在讲解过程中,可以引导学生注意以下几点:
首先,理解“故人已乘赤龙去”的含义。这里的“故人”指的是刘秀,“乘赤龙去”并非实指死亡,而是强调刘秀作为皇帝的尊贵身份和不可一世的气势。与之相对的是“君独羊裘钓月明”,严子陵身着普通的羊皮袄,在明亮的月光下独自垂钓,这种反差极大地增强了诗歌的艺术张力。
其次,分析颔联的对比意义。“鲁国高名悬宇宙”形容严子陵的名声之大,超越时空;而“汉家小吏待公卿”则描绘了世俗官员对功名的追逐。诗人通过这种对比,表达了对严子陵精神境界的敬仰,以及对世俗功名的鄙弃。
古诗赏析
这首《严子陵钓台》是一首咏史怀古诗,诗人张以宁借古讽今,托物言志,表达了对严光高洁品格的崇敬和对隐逸生活的向往。
首联“故人已乘赤龙去,君独羊裘钓月明”,开篇即形成鲜明对比。刘秀已贵为皇帝(乘赤龙去),而严光却身着羊裘,在明月下独自垂钓。这一“去”一“独”,一尊一隐,突出了严光不慕荣利、甘于寂寞的高尚情操。明月清辉之下,羊裘钓叟的形象显得格外孤高纯洁。

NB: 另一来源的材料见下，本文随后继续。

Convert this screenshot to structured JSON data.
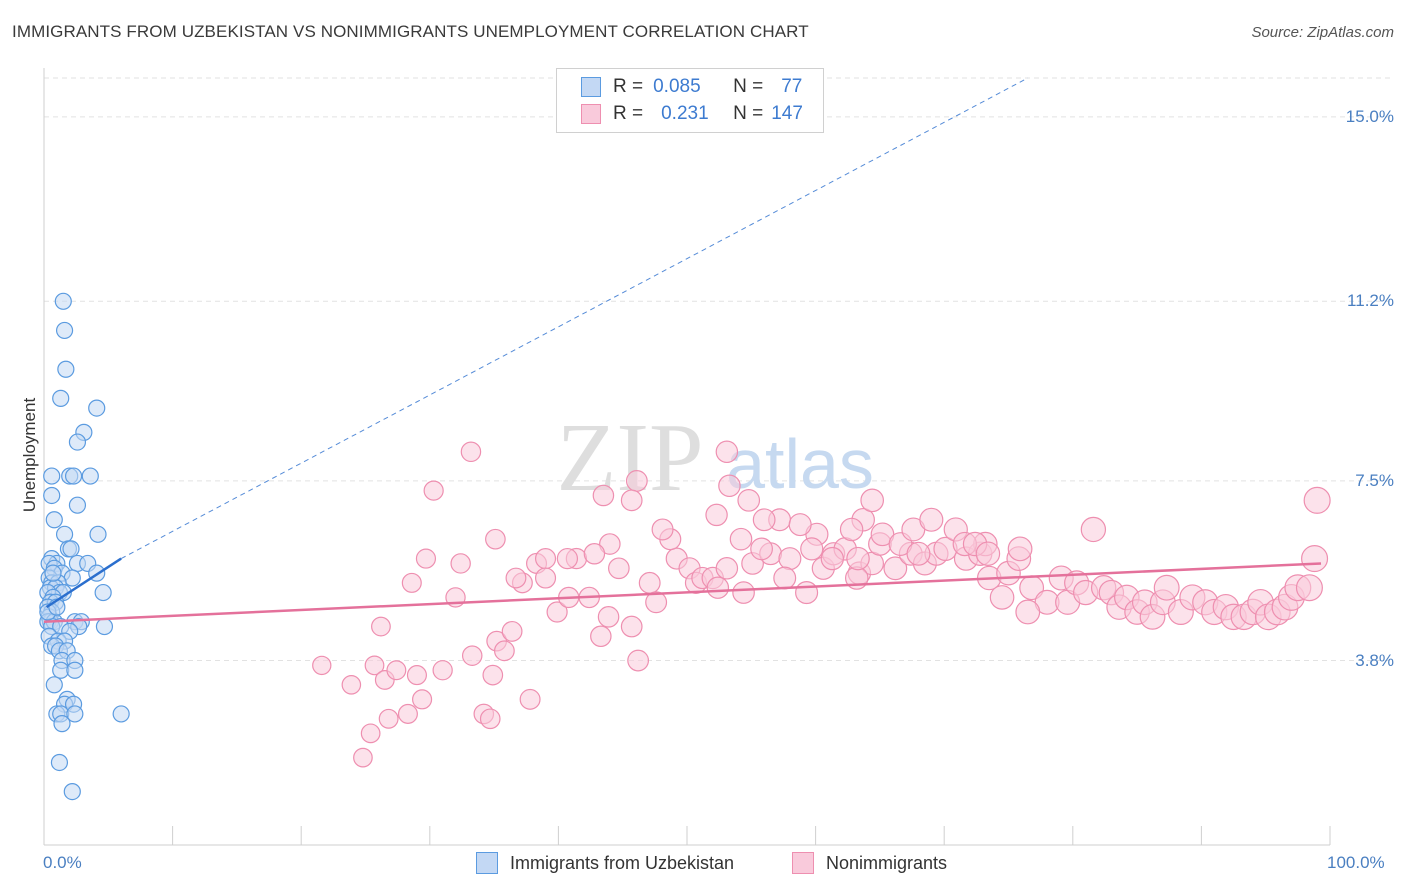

颔联“鲁国高名悬宇宙,汉家小吏待公卿”,进一步从名声和地位的角度进行对比。严光的高名仿佛悬挂在宇宙之间,永恒不朽;而汉家的官吏们仍在汲汲营营,等待着晋升为公卿的机会。这里通过“悬宇宙”与“待公卿”的对比,贬低了世俗的功名利禄,赞扬了严光精神的超越性和永恒价值。
颈联“天回御榻星辰动,人去空台山水清”,描写了历史的变迁和自然的永恒。昔日刘秀征召严光,帝王之威似乎连星辰都为之震动;然而如今斯人已去,只剩下空荡荡的钓台和清澈的山水。这一联既写出了帝王权势的短暂,也表现了自然山水的恒久与宁静,暗示了隐逸生活与自然合一的境界。
尾联“我欲长竿数千尺,坐来东海看潮生”,诗人笔锋一转,由古及今,直抒胸臆。诗人表示自己也想要拥有数千尺长的钓竿,坐在海边观看潮汐的生灭。这不仅是对严光行为的模仿,更是诗人内心渴望摆脱世俗羁绊、追求精神自由和自然和谐的强烈愿望的表达。“看潮生”三字,意境开阔,寓意深远,体现了诗人超然物外、顺应自然的人生态度。
整首诗语言凝练,意境深远,对比鲜明,情感真挚。通过对严光隐居生活的描绘和历史变迁的感慨,诗人成功地塑造了一个高洁隐士的形象,并借此抒发了自己的情怀,具有很高的艺术感染力。
创作背景
这首诗是明代诗人张以宁游览浙江桐庐严子陵钓台时所作。严子陵钓台是东汉著名隐士严光(字子陵)隐居垂钓的地方,位于今浙江省桐庐县富春江畔。张以宁作为明朝初期的文人,对前代高士严光的隐逸情怀和崇高气节十分敬仰。他在诗中通过对严光隐居生活的描绘和对刘秀帝王身份的对比,表达了对严光淡泊名利、坚守节操的赞美,同时也抒发了自己向往隐逸、超脱世俗的情感。明代初期,政治环境复杂,许多文人对官场感到疲惫,因此隐逸文化在士大夫阶层中颇为流行,张以宁的这首诗正是这种时代心理和个人情怀的体现。